When things reach that stage, conventional solutions lose their pull. A mid-tier coordinator or another schematic swing does not feel like enough. That is how unusual ideas start gaining traction, even ones that would have sounded unrealistic not long ago.
That is how Nick Saban‘s name ends up hovering around this situation. Saban has been away from the sidelines for two years after stepping away from Alabama, closing the book on a run that reshaped college football.
His retirement felt final at the time. But the longer Tennessee’s uncertainty lingers, the more his name fits the question they are really trying to answer, which is not about play-calling or systems. It is about control.
The Titans are nearing the end of a season that never stabilized. There was no stretch where it looked like something solid was being built. No identity to point to.
When teams look like that, the coaching search becomes less about finding the next trend and more about finding someone who can impose order.
Why this idea refuses to go away in Tennessee
The obvious pushback is familiar. Saban‘s two seasons in the NFL with the Miami Dolphins ended at 15-17. That chapter never worked, and it still colors how people view the idea of him returning to the league.

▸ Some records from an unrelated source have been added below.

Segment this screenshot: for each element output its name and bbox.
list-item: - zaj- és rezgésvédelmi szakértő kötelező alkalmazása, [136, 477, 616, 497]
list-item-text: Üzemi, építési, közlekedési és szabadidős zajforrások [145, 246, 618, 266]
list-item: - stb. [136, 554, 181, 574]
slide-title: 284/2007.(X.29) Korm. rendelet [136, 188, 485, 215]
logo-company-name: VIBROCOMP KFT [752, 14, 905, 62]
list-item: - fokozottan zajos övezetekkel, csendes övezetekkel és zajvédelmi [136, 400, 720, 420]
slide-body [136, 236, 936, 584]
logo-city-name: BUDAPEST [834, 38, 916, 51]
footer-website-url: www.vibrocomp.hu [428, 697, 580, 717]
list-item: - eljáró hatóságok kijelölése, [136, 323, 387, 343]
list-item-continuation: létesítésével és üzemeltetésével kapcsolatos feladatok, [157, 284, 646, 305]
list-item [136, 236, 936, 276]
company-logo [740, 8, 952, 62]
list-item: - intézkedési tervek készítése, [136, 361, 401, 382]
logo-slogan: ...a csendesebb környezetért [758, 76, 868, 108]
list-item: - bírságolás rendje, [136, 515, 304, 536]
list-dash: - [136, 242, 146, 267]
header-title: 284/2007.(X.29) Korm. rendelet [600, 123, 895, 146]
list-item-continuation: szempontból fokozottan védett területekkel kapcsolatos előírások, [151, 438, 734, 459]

But that situation came with problems that went beyond coaching. Miami did not have a franchise quarterback, and the roster he inherited had just gone 4-12.
Tennessee believes its situation is different, largely because of Cam Ward.
Ward has already made it clear he wants to be involved in what comes next, not in dictating scheme, but in understanding the person who will be leading the team day to day.
“Yeah, I’ve had conversations with them about how I wanna be involved. They know how much I wanna be involved,” Ward said. “Not even with the scheme part of it. As the head coach, who he is every day, on an everyday basis, and then just then we’ll get into the scheme, what I’m good at, what I want to do.”
That distinction matters. Ward is not asking for control. He is asking for clarity. That has always been Saban’s strength, especially with quarterbacks.